I ended up telling her that it was completely up to her what she worried about, no-one else could help her with that, but if she listened she might find out ways to deal with the worry, that might help.

There was a lot of tears and in end, she went off and came back and told me from tomorrow she was going to try hard not to let things worry her and that she will listen to any advice I can give.

So I thought I’d better get researching some advice, so I can help her see herself as the wonderfully bright and intelligent child she is…

Here are my findings:

Separate Emotion from Words

Instead of concentrating on the words that she is saying, I need to concentrate on the emotions that are felt and separate the two, so they are not related to her feelings of self-worth.

Particularly things like frustration, as she hasn’t ridden on her bike for a while and kept falling off. Now in the garden, we only have a little bit of decking, barely big enough to swing a cat and she came in saying she was going to give up on exercise and going outside forever.

In this case, it was just words and venting, but finding ways of managing emotions is a key factor here.

Negative Self Talk is often Fear Related

Try to think about things that your child might be frightened of when she says things like “I’m stupid”, or “I’m worried about the future” and don’t be afraid to talk openly about these feelings, rather than pushing them to the back of your mind.

Seeing Things from Another Point of View

Trying to come at things from a different perspective, even making it funny - how would a pirate or cowboy or a guinea pig deal with the situation?

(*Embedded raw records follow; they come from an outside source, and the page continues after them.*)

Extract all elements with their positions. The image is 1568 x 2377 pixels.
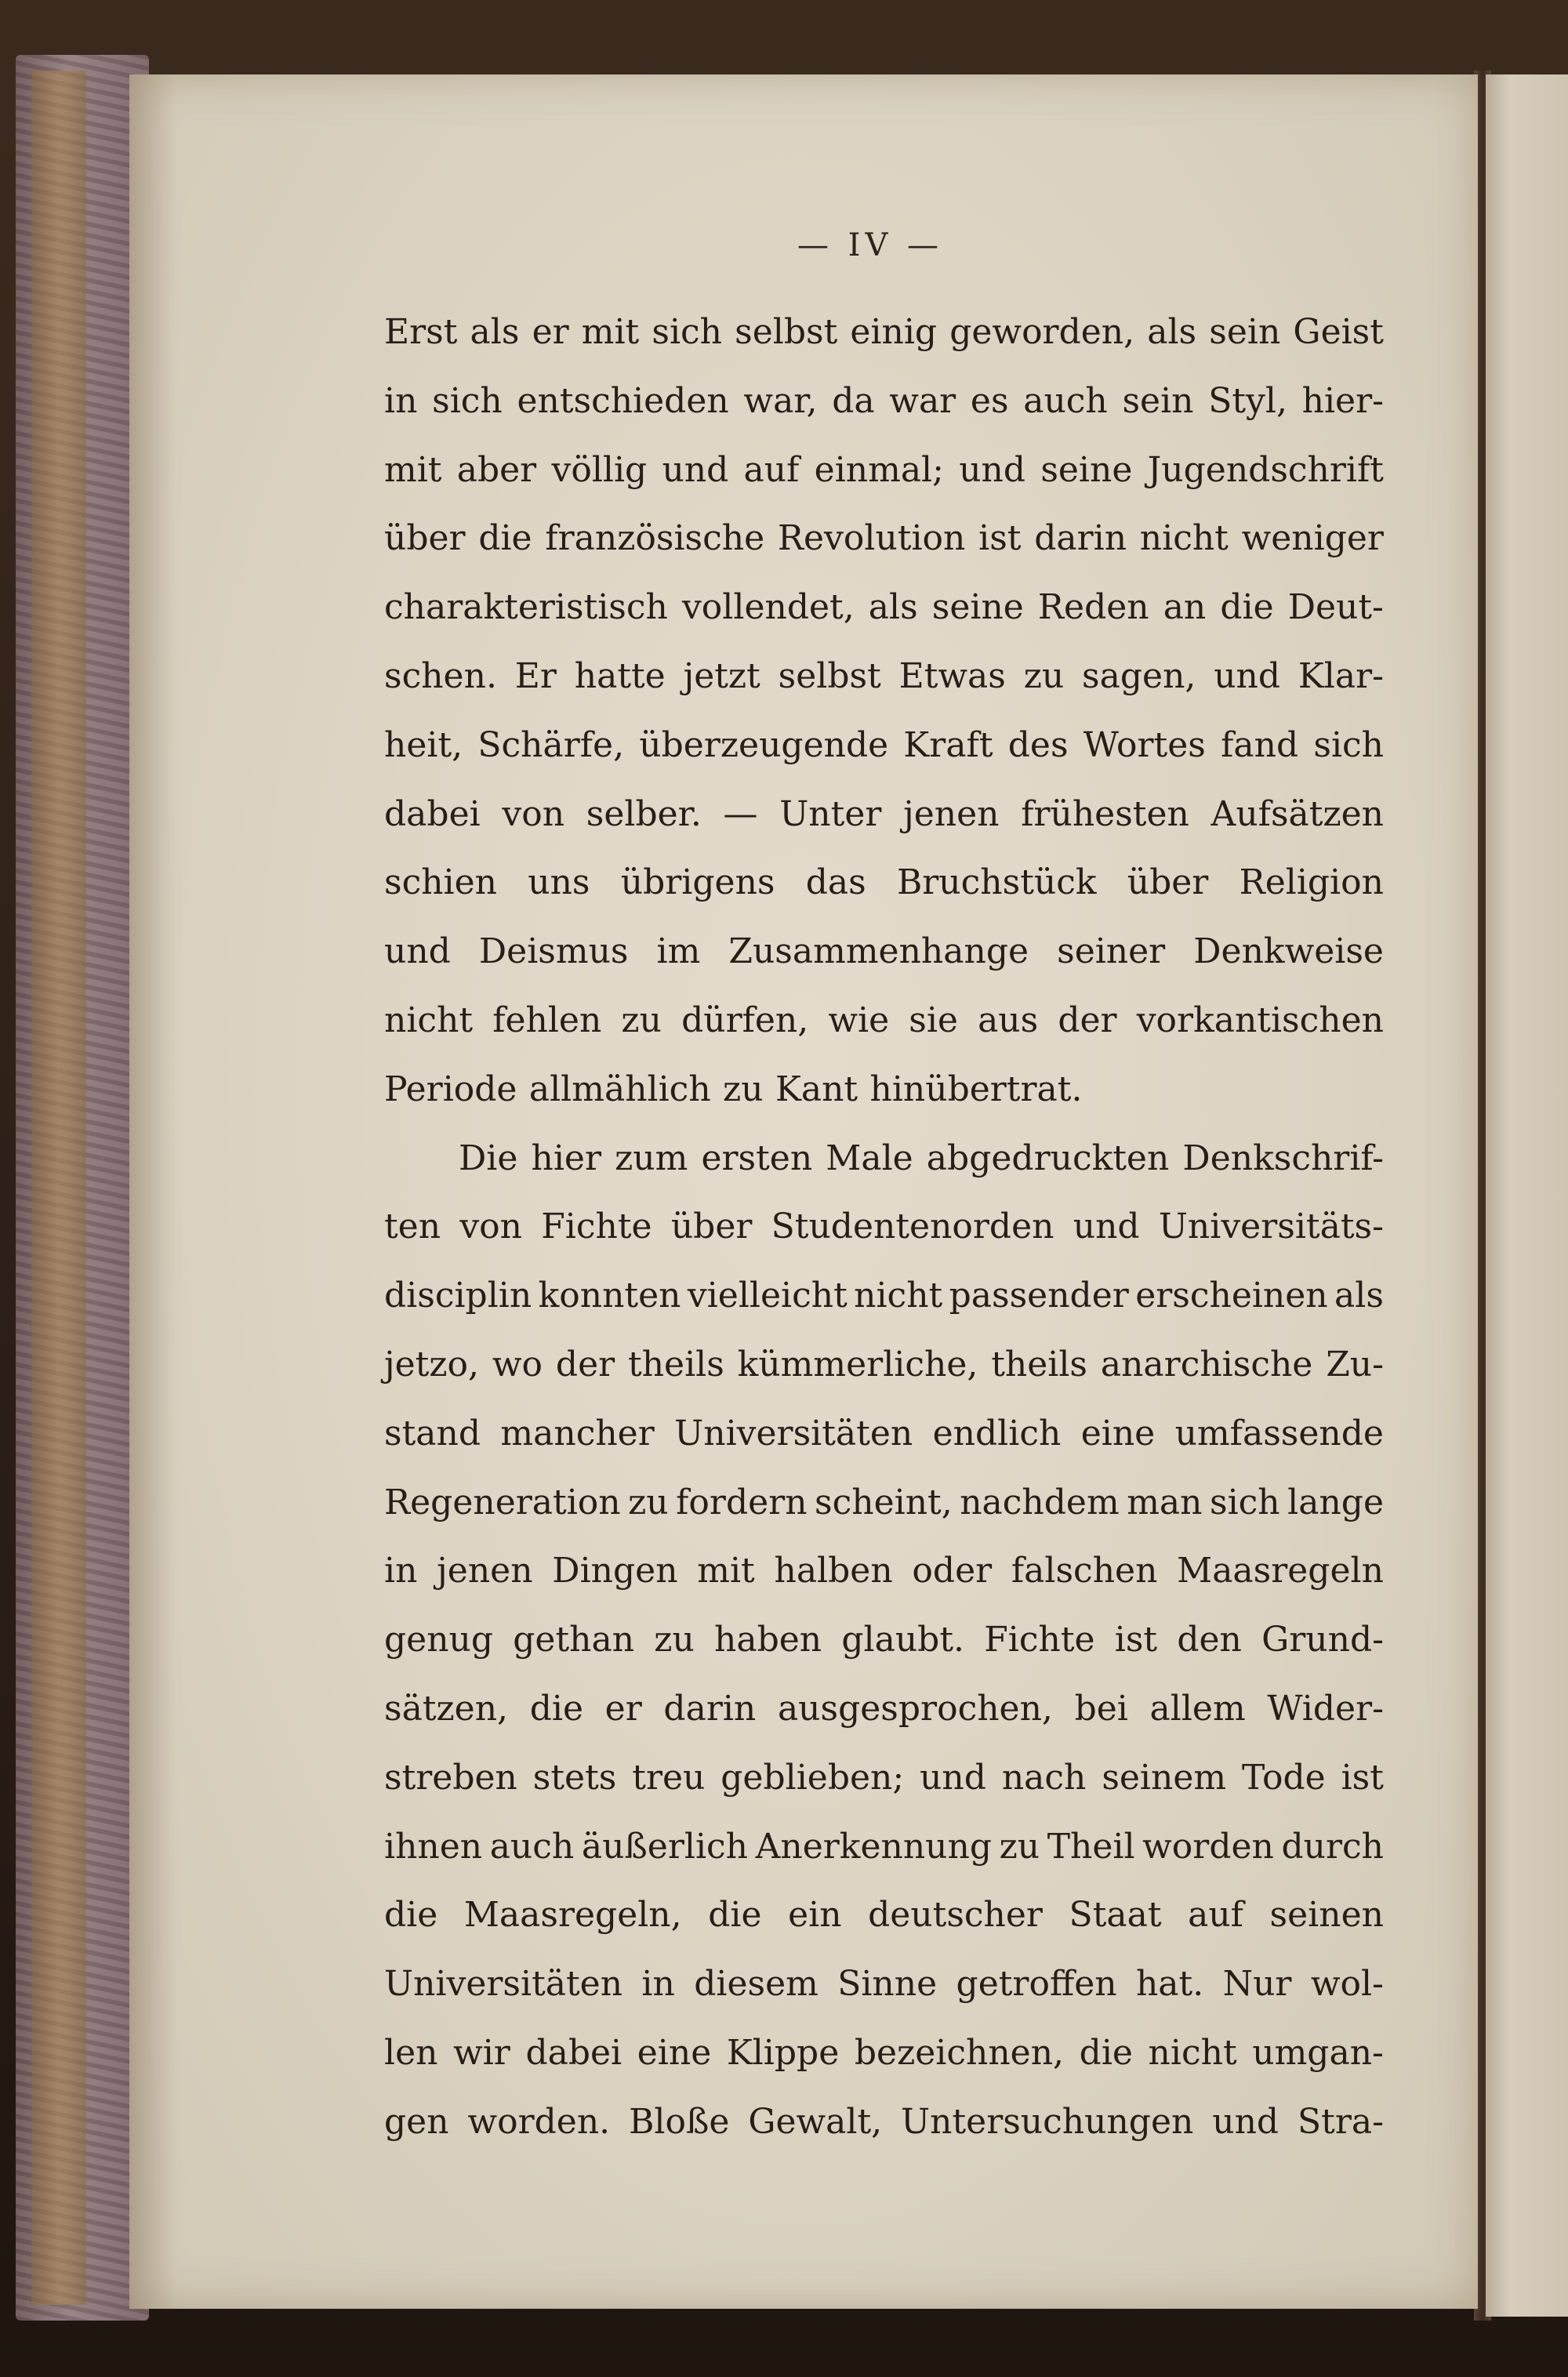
text-line: nicht fehlen zu dürfen, wie sie aus der vorkantischen — [384, 1000, 1384, 1040]
text-line: heit, Schärfe, überzeugende Kraft des Wortes fand sich — [384, 724, 1384, 765]
page-body-text — [384, 298, 1384, 2157]
text-line: die Maasregeln, die ein deutscher Staat auf seinen — [384, 1895, 1384, 1936]
text-line: ihnen auch äußerlich Anerkennung zu Theil worden durch — [384, 1826, 1384, 1867]
text-line: gen worden. Bloße Gewalt, Untersuchungen und Stra- — [384, 2101, 1384, 2142]
text-line: über die französische Revolution ist darin nicht weniger — [384, 518, 1384, 559]
text-line: Erst als er mit sich selbst einig geworden, als sein Geist — [384, 312, 1384, 352]
text-line: Die hier zum ersten Male abgedruckten Denkschrif- — [459, 1138, 1384, 1178]
text-line: schien uns übrigens das Bruchstück über Religion — [384, 862, 1384, 903]
paragraph — [384, 1124, 1384, 2157]
text-line: sätzen, die er darin ausgesprochen, bei allem Wider- — [384, 1688, 1384, 1729]
text-line: jetzo, wo der theils kümmerliche, theils anarchische Zu- — [384, 1344, 1384, 1384]
text-line: ten von Fichte über Studentenorden und Universitäts- — [384, 1207, 1384, 1247]
page-inner-shadow — [129, 74, 176, 2309]
cover-worn-edge — [31, 71, 86, 2305]
text-line: dabei von selber. — Unter jenen frühesten Aufsätzen — [384, 793, 1384, 834]
text-line: in jenen Dingen mit halben oder falschen Maasregeln — [384, 1551, 1384, 1591]
text-line: charakteristisch vollendet, als seine Reden an die Deut- — [384, 587, 1384, 628]
facing-page-edge — [1486, 74, 1568, 2317]
text-line: in sich entschieden war, da war es auch sein Styl, hier- — [384, 380, 1384, 421]
text-line: len wir dabei eine Klippe bezeichnen, die nicht umgan- — [384, 2032, 1384, 2073]
paragraph — [384, 298, 1384, 1124]
text-line: Universitäten in diesem Sinne getroffen hat. Nur wol- — [384, 1964, 1384, 2005]
text-line: Regeneration zu fordern scheint, nachdem man sich lange — [384, 1482, 1384, 1522]
text-line: genug gethan zu haben glaubt. Fichte ist den Grund- — [384, 1620, 1384, 1660]
text-line: disciplin konnten vielleicht nicht passender erscheinen als — [384, 1276, 1384, 1316]
text-line: und Deismus im Zusammenhange seiner Denkweise — [384, 931, 1384, 972]
text-line: streben stets treu geblieben; und nach seinem Tode ist — [384, 1757, 1384, 1798]
text-line: mit aber völlig und auf einmal; und seine Jugendschrift — [384, 449, 1384, 490]
text-line: Periode allmählich zu Kant hinübertrat. — [384, 1069, 1083, 1109]
text-line: stand mancher Universitäten endlich eine umfassende — [384, 1413, 1384, 1453]
page-number-header: — IV — — [797, 227, 944, 263]
text-line: schen. Er hatte jetzt selbst Etwas zu sagen, und Klar- — [384, 655, 1384, 696]
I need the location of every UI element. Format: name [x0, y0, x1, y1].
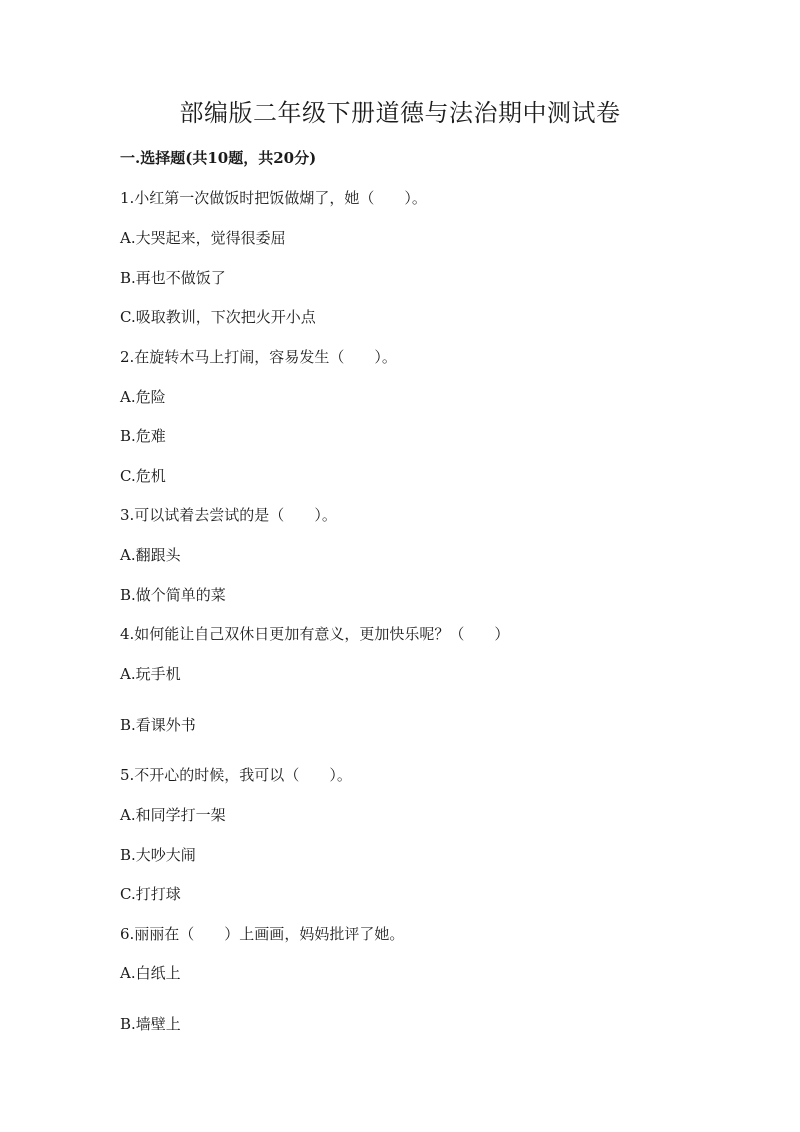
question-2-option-c: C.危机 — [120, 467, 166, 485]
question-5-option-c: C.打打球 — [120, 885, 181, 903]
question-2-option-b: B.危难 — [120, 427, 166, 445]
question-5-option-a: A.和同学打一架 — [120, 806, 226, 824]
question-6-stem: 6.丽丽在（ ）上画画，妈妈批评了她。 — [120, 925, 405, 943]
question-1-stem: 1.小红第一次做饭时把饭做煳了，她（ ）。 — [120, 189, 427, 207]
question-1-option-a: A.大哭起来，觉得很委屈 — [120, 229, 286, 247]
section-heading: 一.选择题(共10题，共20分) — [120, 149, 317, 167]
question-6-option-b: B.墙壁上 — [120, 1015, 181, 1033]
question-4-option-b: B.看课外书 — [120, 716, 196, 734]
page-title: 部编版二年级下册道德与法治期中测试卷 — [179, 99, 621, 127]
question-4-option-a: A.玩手机 — [120, 665, 181, 683]
question-1-option-c: C.吸取教训，下次把火开小点 — [120, 308, 316, 326]
question-2-option-a: A.危险 — [120, 388, 166, 406]
question-5-option-b: B.大吵大闹 — [120, 846, 196, 864]
question-3-stem: 3.可以试着去尝试的是（ ）。 — [120, 506, 337, 524]
question-3-option-a: A.翻跟头 — [120, 546, 181, 564]
question-4-stem: 4.如何能让自己双休日更加有意义，更加快乐呢？（ ） — [120, 625, 510, 643]
question-6-option-a: A.白纸上 — [120, 964, 181, 982]
question-3-option-b: B.做个简单的菜 — [120, 586, 226, 604]
question-1-option-b: B.再也不做饭了 — [120, 269, 226, 287]
question-5-stem: 5.不开心的时候，我可以（ ）。 — [120, 766, 352, 784]
question-2-stem: 2.在旋转木马上打闹，容易发生（ ）。 — [120, 348, 397, 366]
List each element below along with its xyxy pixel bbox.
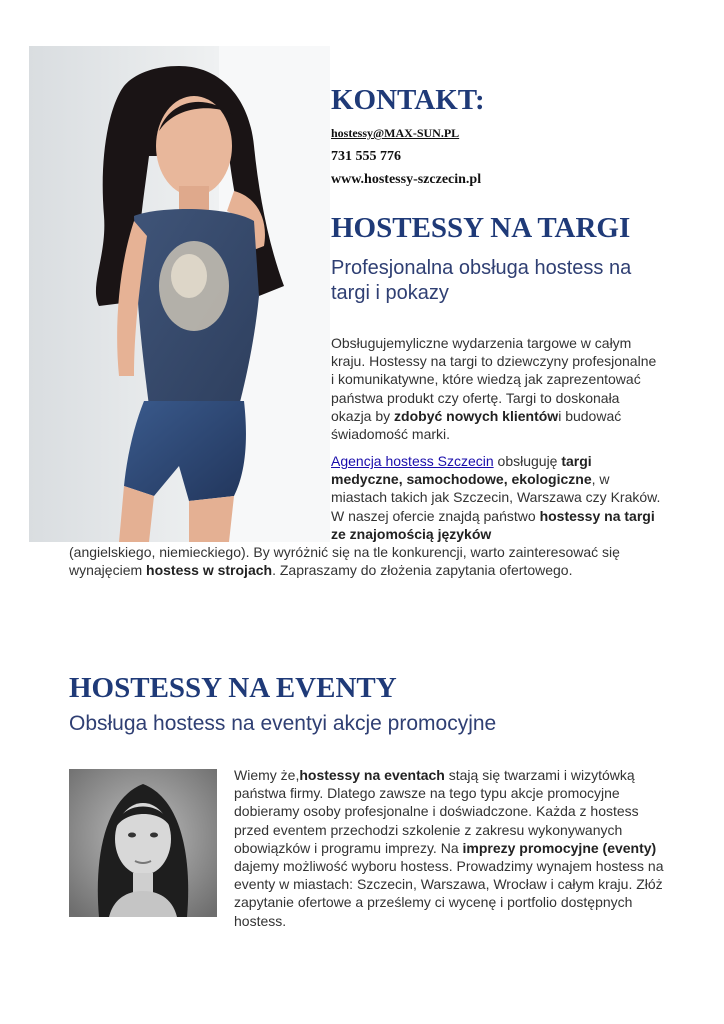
text-span: stają się twarzami i wizytówką państwa firmy. Dlatego zawsze na tego typu akcje promocyjne dobieramy osoby profesjonalne i doświadczone. Każda z hostess przed eventem przechodzi szkolenie z zakresu wykonywanych obowiązków i programu imprezy. Na [234,767,639,856]
targi-heading: HOSTESSY NA TARGI [331,212,631,244]
text-span: , w miastach takich jak Szczecin, Warszawa czy Kraków. W naszej ofercie znajdą państwo [331,471,661,524]
text-span: dajemy możliwość wyboru hostess. Prowadzimy wynajem hostess na eventy w miastach: Szczecin, Warszawa, Wrocław i całym kraju. Złóż zapytanie ofertowe a prześlemy ci wycenę i portfolio dostępnych hostess. [234,858,664,929]
bold-phrase: zdobyć nowych klientów [394,407,559,424]
contact-phone: 731 555 776 [331,149,401,164]
targi-subtitle: Profesjonalna obsługa hostess na targi i pokazy [331,257,632,304]
targi-paragraph-2 [331,452,661,543]
eventy-subtitle: Obsługa hostess na eventyi akcje promocyjne [69,712,497,735]
bold-phrase: imprezy promocyjne (eventy) [462,839,657,856]
targi-paragraph-2-continued [69,543,669,579]
bold-phrase: targi medyczne, samochodowe, ekologiczne [331,453,592,488]
eventy-heading: HOSTESSY NA EVENTY [69,672,397,704]
contact-heading: KONTAKT: [331,84,485,116]
text-span: Wiemy że, [234,767,300,783]
targi-paragraph-1 [331,334,661,443]
agency-link[interactable]: Agencja hostess Szczecin [331,453,494,469]
text-span: i budować świadomość marki. [331,407,622,443]
contact-website: www.hostessy-szczecin.pl [331,172,482,187]
text-span: Obsługujemyliczne wydarzenia targowe w całym kraju. Hostessy na targi to dziewczyny profesjonalne i komunikatywne, które wiedzą jak zaprezentować państwa produkt czy ofertę. Targi to doskonała okazja by [331,335,657,424]
bold-phrase: hostessy na targi ze znajomością języków [331,507,655,542]
text-span: (angielskiego, niemieckiego). By wyróżnić się na tle konkurencji, warto zainteresować się wynajęciem [69,544,620,579]
bold-phrase: hostess w strojach [146,562,273,579]
bold-phrase: hostessy na eventach [299,767,445,783]
hostess-photo-blue-shirt [29,46,330,542]
contact-email-link[interactable]: hostessy@MAX-SUN.PL [331,126,460,140]
eventy-paragraph [234,766,664,930]
hostess-portrait-bw [69,769,217,917]
text-span: obsługuję [493,453,562,469]
text-span: . Zapraszamy do złożenia zapytania ofertowego. [272,562,573,579]
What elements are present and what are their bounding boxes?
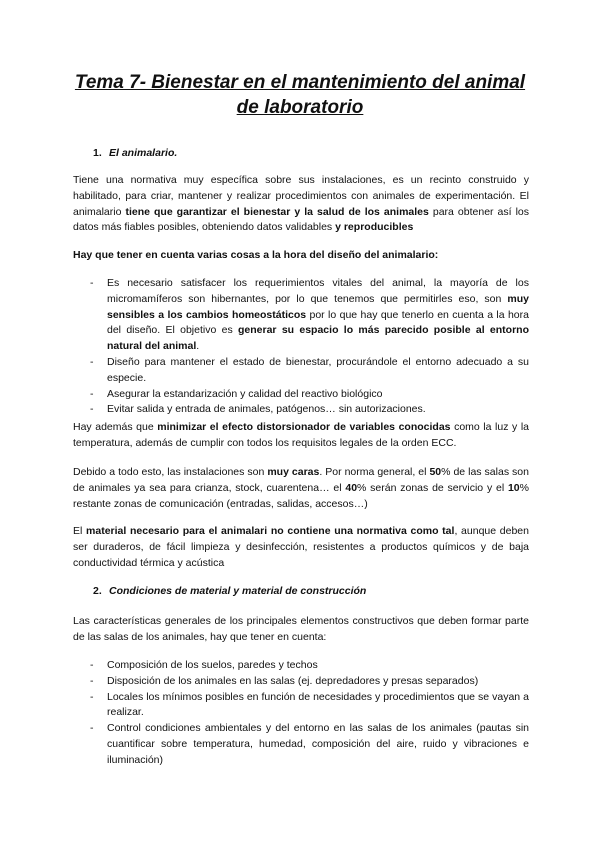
text-run: % restante zonas de comunicación (entradas, salidas, accesos…) (73, 481, 529, 510)
list-item: - Composición de los suelos, paredes y techos (73, 658, 529, 674)
bold-run: muy caras (267, 466, 320, 478)
text-run: % serán zonas de servicio y el (357, 481, 508, 494)
section-1-para-4 (73, 524, 529, 571)
bold-run: minimizar el efecto distorsionador de variables conocidas (157, 421, 451, 433)
title-line-1: Tema 7- Bienestar en el mantenimiento del animal (74, 72, 526, 93)
section-2-title: Condiciones de material y material de construcción (109, 585, 367, 597)
section-1-para-2 (73, 420, 529, 452)
section-1-intro (73, 173, 529, 236)
text-run: . (196, 340, 200, 353)
section-1-para-3 (73, 465, 529, 512)
section-1-heading (93, 146, 177, 160)
list-item: - Diseño para mantener el estado de bienestar, procurándole el entorno adecuado a su especie. (73, 355, 529, 387)
section-2-heading (93, 584, 366, 598)
text-run: como la luz y la temperatura, además de cumplir con todos los requisitos legales de la orden ECC. (73, 421, 530, 449)
section-1-title: El animalario. (109, 147, 178, 159)
text-run: Tiene una normativa muy específica sobre sus instalaciones, es un recinto construido y habilitado, para criar, mantener y realizar procedimientos con animales de experimentación. El animalario (73, 174, 529, 218)
text-run: , aunque deben ser duraderos, de fácil limpieza y desinfección, resistentes a productos químicos y de baja conductividad térmica y acústica (73, 525, 529, 569)
text-run: Hay además que (73, 421, 158, 433)
bold-run: y reproducibles (335, 221, 414, 234)
bold-run: tiene que garantizar el bienestar y la salud de los animales (125, 205, 429, 218)
text-run: El (73, 525, 87, 537)
list-item: - Disposición de los animales en las salas (ej. depredadores y presas separados) (73, 674, 529, 690)
text-run: Debido a todo esto, las instalaciones son (73, 466, 268, 478)
list-item: - Asegurar la estandarización y calidad del reactivo biológico (73, 387, 529, 403)
text-run: . Por norma general, el (319, 466, 430, 478)
list-item: - Evitar salida y entrada de animales, patógenos… sin autorizaciones. (73, 402, 529, 418)
page-title (60, 70, 540, 120)
bold-run: generar su espacio lo más parecido posible al entorno natural del animal (107, 324, 529, 353)
design-list (73, 276, 529, 418)
section-2-intro: Las características generales de los principales elementos constructivos que deben formar parte de las salas de los animales, hay que tener en cuenta: (73, 615, 529, 643)
construction-list (73, 658, 529, 769)
section-2-number: 2. (93, 585, 102, 597)
title-line-2: de laboratorio (236, 97, 364, 118)
bold-run: material necesario para el animalari no contiene una normativa como tal (86, 525, 455, 537)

Role-playing a situation can really help.

Try to Create a Growth Mindset

Your children are not too young to set goals, think about things like riding a bike, reading a book. Help your child be resilient and meet that goal, even with failures along the way, talk about them, celebrate successes and create new goals and help each other reach them.

Tell Them That You Love Them No Matter What

I do okay at this one.

I need to implement some of the above strategies too and be just a little more patient and understanding, as I spent most of my teenage years holed up in my room (but at least I was not out there drinking and whatever other things I could have got up to), thinking nobody understood. I don't want history repeating itself.